Monday, 13 July 2026
BREAKING
SEPAKBOLA

Gol Tangan Tuhan dan Gol Solo Run: Momen Maradona Mengubur Mimpi Inggris di Piala Dunia 1986

Oleh Danu Ilham July 13, 2026 2 hours lalu 0 komentar

Mexico City – Perhelatan Piala Dunia 1986 di Meksiko menjadi saksi bisu dominasi seorang Diego Armando Maradona atas tim nasional Inggris. Dalam sebuah pertandingan perempat final yang dikenang sepanjang masa, Argentina yang dipimpin oleh sang legenda berhasil menyingkirkan Inggris dengan skor 2-1.

Pertandingan yang digelar di Stadion Azteca, Mexico City, pada 22 Juni 1986, itu bukan sekadar adu taktik dan kekuatan.
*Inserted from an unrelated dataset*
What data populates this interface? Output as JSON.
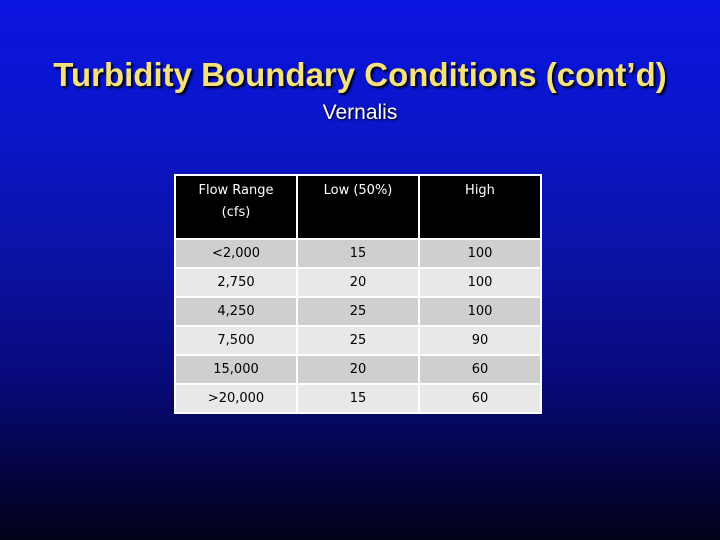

Lebih dari itu, laga ini menjadi panggung bagi Maradona untuk mempertontonkan dua sisi permainan yang kontras, namun sama-sama mematikan.

Gol pertama Argentina, yang kemudian melegenda sebagai ‘Gol Tangan Tuhan’, tercipta pada menit ke-51. Maradona melompat menyambut umpan silang dari Jorge Valdano. Bola tampak mengenai tangan kirinya sebelum bersarang di gawang Inggris yang dijaga Peter Shilton. Wasit Ali Bennaceur dari Tunisia, meski sempat ragu, akhirnya mengesahkan gol tersebut.

Insiden kontroversial ini sontak memicu perdebatan sengit. Para pemain Inggris memprotes keras, namun keputusan wasit tidak dapat diubah. Maradona sendiri kemudian mengakui dengan jenaka, ‘Sedikit dengan kepala Maradona, dan sedikit dengan tangan Tuhan.’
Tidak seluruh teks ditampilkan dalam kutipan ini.